En prime, sans oublier ni renier son âme, le décor s’est vu rajeunir, avec de nouvelles tables sans nappes à carreaux mais toujours avec les serviettes, plus d’espace, plus de clarté, plus aéré, et osons le dire plus actuel mais moderato. Un peu comme la cuisine qui se sophistique doucement sous la houlette des deux chefs : Nicolas Frezal qui vient du Ritz et Cyril Boulet qui est passé par Veyrat, Robuchon, et Troisgros. C’est sûr, ça vous marque et donc Astier en subit le contre coup. Une belle carte, riche, variée, où l’on retrouve des harengs, du porc, du lapin, des pieds de cochon, du foie de veau mais travaillés dans l’esprit du temps d’un classicisme revisité, aux alliances plus recherchées.
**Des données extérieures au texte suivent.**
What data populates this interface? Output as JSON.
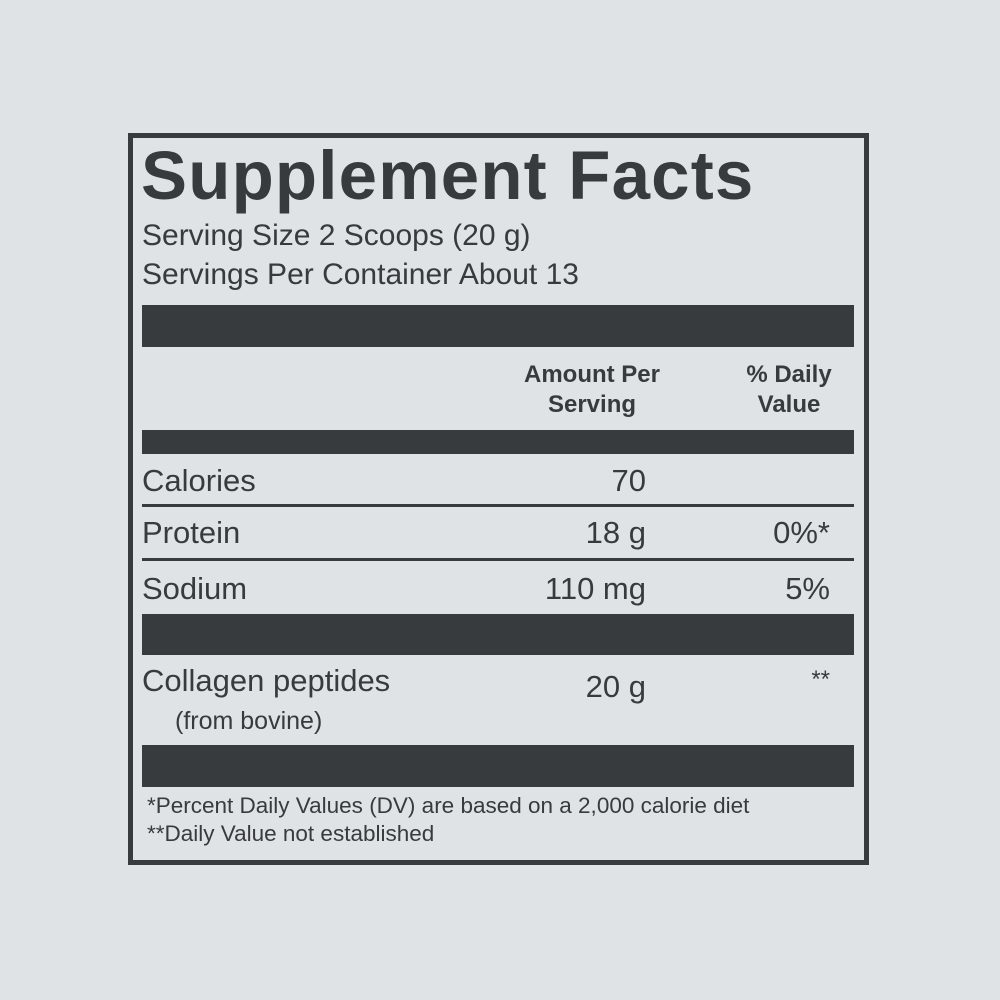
{
  "title": "Supplement Facts",
  "serving_size": "Serving Size 2 Scoops (20 g)",
  "servings_per_container": "Servings Per Container About 13",
  "headers": {
    "amount": [
      "Amount Per",
      "Serving"
    ],
    "dv": [
      "% Daily",
      "Value"
    ]
  },
  "rows": [
    {
      "name": "Calories",
      "amount": "70",
      "dv": ""
    },
    {
      "name": "Protein",
      "amount": "18 g",
      "dv": "0%*"
    },
    {
      "name": "Sodium",
      "amount": "110 mg",
      "dv": "5%"
    }
  ],
  "ingredient": {
    "name": "Collagen peptides",
    "source": "(from bovine)",
    "amount": "20 g",
    "dv": "**"
  },
  "footnotes": [
    "*Percent Daily Values (DV) are based on a 2,000 calorie diet",
    "**Daily Value not established"
  ],
  "colors": {
    "background": "#dfe3e6",
    "ink": "#383b3e"
  }
}
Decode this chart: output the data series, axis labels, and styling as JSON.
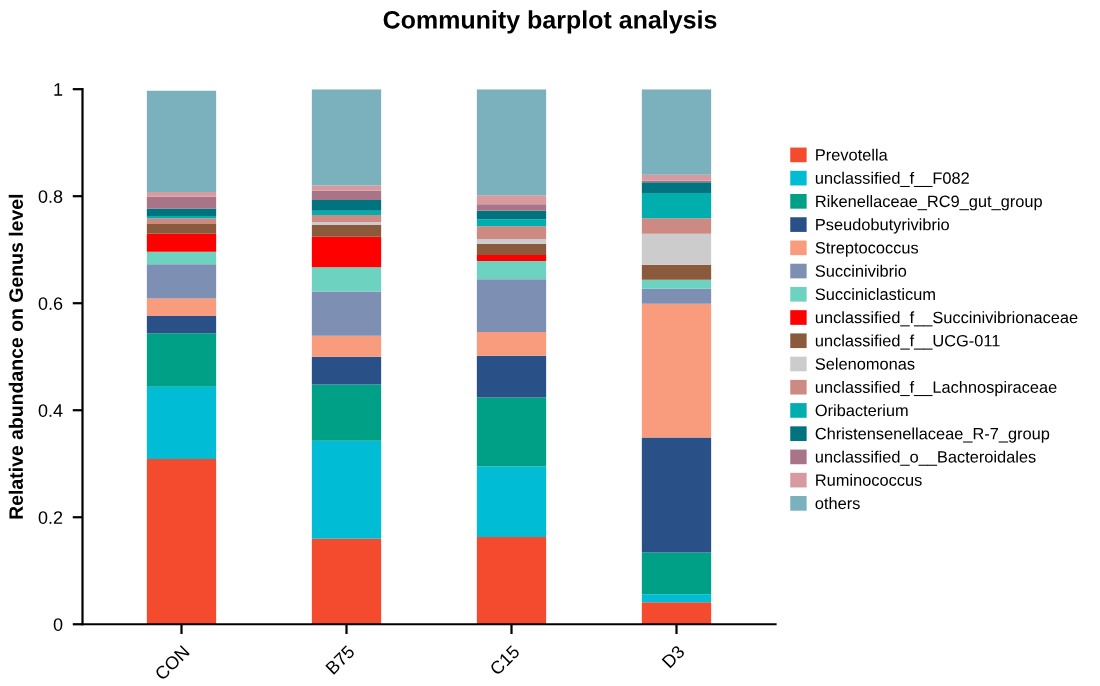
{
  "chart_data": {
    "type": "bar",
    "title": "Community barplot analysis",
    "ylabel": "Relative abundance on Genus level",
    "categories": [
      "CON",
      "B75",
      "C15",
      "D3"
    ],
    "stacked": true,
    "ylim": [
      0,
      1
    ],
    "yticks": [
      0,
      0.2,
      0.4,
      0.6,
      0.8,
      1
    ],
    "grid": false,
    "legend": "right",
    "series": [
      {
        "name": "Prevotella",
        "color": "#f44b2f",
        "values": [
          0.309,
          0.16,
          0.163,
          0.041
        ]
      },
      {
        "name": "unclassified_f__F082",
        "color": "#00bcd4",
        "values": [
          0.135,
          0.183,
          0.132,
          0.015
        ]
      },
      {
        "name": "Rikenellaceae_RC9_gut_group",
        "color": "#00a087",
        "values": [
          0.1,
          0.105,
          0.129,
          0.078
        ]
      },
      {
        "name": "Pseudobutyrivibrio",
        "color": "#2a5088",
        "values": [
          0.032,
          0.052,
          0.078,
          0.215
        ]
      },
      {
        "name": "Streptococcus",
        "color": "#f99b7d",
        "values": [
          0.033,
          0.039,
          0.044,
          0.25
        ]
      },
      {
        "name": "Succinivibrio",
        "color": "#7e8fb4",
        "values": [
          0.064,
          0.083,
          0.099,
          0.028
        ]
      },
      {
        "name": "Succiniclasticum",
        "color": "#6dd3c0",
        "values": [
          0.023,
          0.045,
          0.034,
          0.017
        ]
      },
      {
        "name": "unclassified_f__Succinivibrionaceae",
        "color": "#ff0000",
        "values": [
          0.034,
          0.057,
          0.011,
          0.0
        ]
      },
      {
        "name": "unclassified_f__UCG-011",
        "color": "#8b5a3c",
        "values": [
          0.018,
          0.022,
          0.021,
          0.028
        ]
      },
      {
        "name": "Selenomonas",
        "color": "#cccccc",
        "values": [
          null,
          0.006,
          0.009,
          0.058
        ]
      },
      {
        "name": "unclassified_f__Lachnospiraceae",
        "color": "#cd8a82",
        "values": [
          0.011,
          0.013,
          0.024,
          0.029
        ]
      },
      {
        "name": "Oribacterium",
        "color": "#00aeae",
        "values": [
          0.004,
          0.008,
          0.013,
          0.047
        ]
      },
      {
        "name": "Christensenellaceae_R-7_group",
        "color": "#00737f",
        "values": [
          0.014,
          0.02,
          0.016,
          0.02
        ]
      },
      {
        "name": "unclassified_o__Bacteroidales",
        "color": "#a87588",
        "values": [
          0.022,
          0.017,
          0.012,
          0.003
        ]
      },
      {
        "name": "Ruminococcus",
        "color": "#d79a9f",
        "values": [
          0.009,
          0.01,
          0.017,
          0.011
        ]
      },
      {
        "name": "others",
        "color": "#7ab1bd",
        "values": [
          0.189,
          0.18,
          0.198,
          0.16
        ]
      }
    ]
  }
}
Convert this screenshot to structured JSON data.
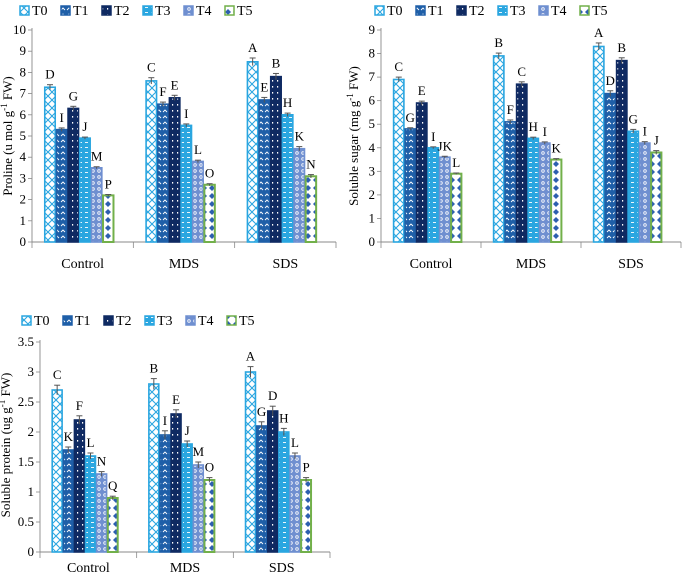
{
  "figure": {
    "series_colors": {
      "T0": "#2aa6e0",
      "T1": "#1f5fa8",
      "T2": "#0f2a62",
      "T3": "#2aa6e0",
      "T4": "#6f8fd0",
      "T5": "#72b04a"
    }
  },
  "chart_data": [
    {
      "type": "bar",
      "title": "",
      "xlabel": "",
      "ylabel": "Proline (u mol g-1 FW)",
      "ylabel_main": "Proline (u mol g",
      "ylabel_sup": "-1",
      "ylabel_tail": " FW)",
      "ylim": [
        0,
        10
      ],
      "yticks": [
        "0",
        "1",
        "2",
        "3",
        "4",
        "5",
        "6",
        "7",
        "8",
        "9",
        "10"
      ],
      "categories": [
        "Control",
        "MDS",
        "SDS"
      ],
      "legend": [
        "T0",
        "T1",
        "T2",
        "T3",
        "T4",
        "T5"
      ],
      "series": [
        {
          "name": "T0",
          "values": [
            7.3,
            7.6,
            8.5
          ],
          "errors": [
            0.12,
            0.15,
            0.18
          ],
          "labels": [
            "D",
            "C",
            "A"
          ]
        },
        {
          "name": "T1",
          "values": [
            5.3,
            6.5,
            6.7
          ],
          "errors": [
            0.08,
            0.1,
            0.12
          ],
          "labels": [
            "I",
            "F",
            "E"
          ]
        },
        {
          "name": "T2",
          "values": [
            6.3,
            6.8,
            7.8
          ],
          "errors": [
            0.1,
            0.12,
            0.15
          ],
          "labels": [
            "G",
            "E",
            "B"
          ]
        },
        {
          "name": "T3",
          "values": [
            4.9,
            5.5,
            6.0
          ],
          "errors": [
            0.05,
            0.07,
            0.08
          ],
          "labels": [
            "J",
            "I",
            "H"
          ]
        },
        {
          "name": "T4",
          "values": [
            3.5,
            3.8,
            4.4
          ],
          "errors": [
            0.05,
            0.06,
            0.1
          ],
          "labels": [
            "M",
            "L",
            "K"
          ]
        },
        {
          "name": "T5",
          "values": [
            2.2,
            2.7,
            3.1
          ],
          "errors": [
            0.04,
            0.05,
            0.08
          ],
          "labels": [
            "P",
            "O",
            "N"
          ]
        }
      ]
    },
    {
      "type": "bar",
      "title": "",
      "xlabel": "",
      "ylabel": "Soluble sugar (mg g-1 FW)",
      "ylabel_main": "Soluble sugar (mg g",
      "ylabel_sup": "-1",
      "ylabel_tail": " FW)",
      "ylim": [
        0,
        9
      ],
      "yticks": [
        "0",
        "1",
        "2",
        "3",
        "4",
        "5",
        "6",
        "7",
        "8",
        "9"
      ],
      "categories": [
        "Control",
        "MDS",
        "SDS"
      ],
      "legend": [
        "T0",
        "T1",
        "T2",
        "T3",
        "T4",
        "T5"
      ],
      "series": [
        {
          "name": "T0",
          "values": [
            6.9,
            7.9,
            8.3
          ],
          "errors": [
            0.1,
            0.12,
            0.15
          ],
          "labels": [
            "C",
            "B",
            "A"
          ]
        },
        {
          "name": "T1",
          "values": [
            4.8,
            5.1,
            6.3
          ],
          "errors": [
            0.05,
            0.08,
            0.12
          ],
          "labels": [
            "G",
            "F",
            "D"
          ]
        },
        {
          "name": "T2",
          "values": [
            5.9,
            6.7,
            7.7
          ],
          "errors": [
            0.08,
            0.1,
            0.12
          ],
          "labels": [
            "E",
            "C",
            "B"
          ]
        },
        {
          "name": "T3",
          "values": [
            4.0,
            4.4,
            4.7
          ],
          "errors": [
            0.04,
            0.05,
            0.08
          ],
          "labels": [
            "I",
            "H",
            "G"
          ]
        },
        {
          "name": "T4",
          "values": [
            3.6,
            4.2,
            4.2
          ],
          "errors": [
            0.04,
            0.05,
            0.06
          ],
          "labels": [
            "JK",
            "I",
            "I"
          ]
        },
        {
          "name": "T5",
          "values": [
            2.9,
            3.5,
            3.8
          ],
          "errors": [
            0.03,
            0.04,
            0.08
          ],
          "labels": [
            "L",
            "K",
            "J"
          ]
        }
      ]
    },
    {
      "type": "bar",
      "title": "",
      "xlabel": "",
      "ylabel": "Soluble protein (ug g-1 FW)",
      "ylabel_main": "Soluble protein (ug g",
      "ylabel_sup": "-1",
      "ylabel_tail": " FW)",
      "ylim": [
        0,
        3.5
      ],
      "yticks": [
        "0",
        "0.5",
        "1",
        "1.5",
        "2",
        "2.5",
        "3",
        "3.5"
      ],
      "categories": [
        "Control",
        "MDS",
        "SDS"
      ],
      "legend": [
        "T0",
        "T1",
        "T2",
        "T3",
        "T4",
        "T5"
      ],
      "series": [
        {
          "name": "T0",
          "values": [
            2.7,
            2.8,
            3.0
          ],
          "errors": [
            0.08,
            0.09,
            0.09
          ],
          "labels": [
            "C",
            "B",
            "A"
          ]
        },
        {
          "name": "T1",
          "values": [
            1.7,
            1.95,
            2.1
          ],
          "errors": [
            0.05,
            0.07,
            0.07
          ],
          "labels": [
            "K",
            "I",
            "G"
          ]
        },
        {
          "name": "T2",
          "values": [
            2.2,
            2.3,
            2.35
          ],
          "errors": [
            0.07,
            0.07,
            0.08
          ],
          "labels": [
            "F",
            "E",
            "D"
          ]
        },
        {
          "name": "T3",
          "values": [
            1.6,
            1.8,
            2.0
          ],
          "errors": [
            0.05,
            0.05,
            0.06
          ],
          "labels": [
            "L",
            "J",
            "H"
          ]
        },
        {
          "name": "T4",
          "values": [
            1.3,
            1.45,
            1.6
          ],
          "errors": [
            0.04,
            0.05,
            0.05
          ],
          "labels": [
            "N",
            "M",
            "L"
          ]
        },
        {
          "name": "T5",
          "values": [
            0.9,
            1.2,
            1.2
          ],
          "errors": [
            0.03,
            0.04,
            0.04
          ],
          "labels": [
            "Q",
            "O",
            "P"
          ]
        }
      ]
    }
  ]
}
Pour ne pas décevoir les anciens ni les nouveaux classiques, les chefs proposent deux plats « canaille » à 15 €, terminologie du moment pour désigner des recettes qui fleurent bon un passé lointain à base de produits issus des rituels campagnards. Ce jour-là, une Ballotine de volaille panée au lard fumé et pistache, pommes de terre au thym citron et de bons Encornets sautés à l’ail doux, artichauts poivrades, petits pois gourmands, fort copieux et bien faits.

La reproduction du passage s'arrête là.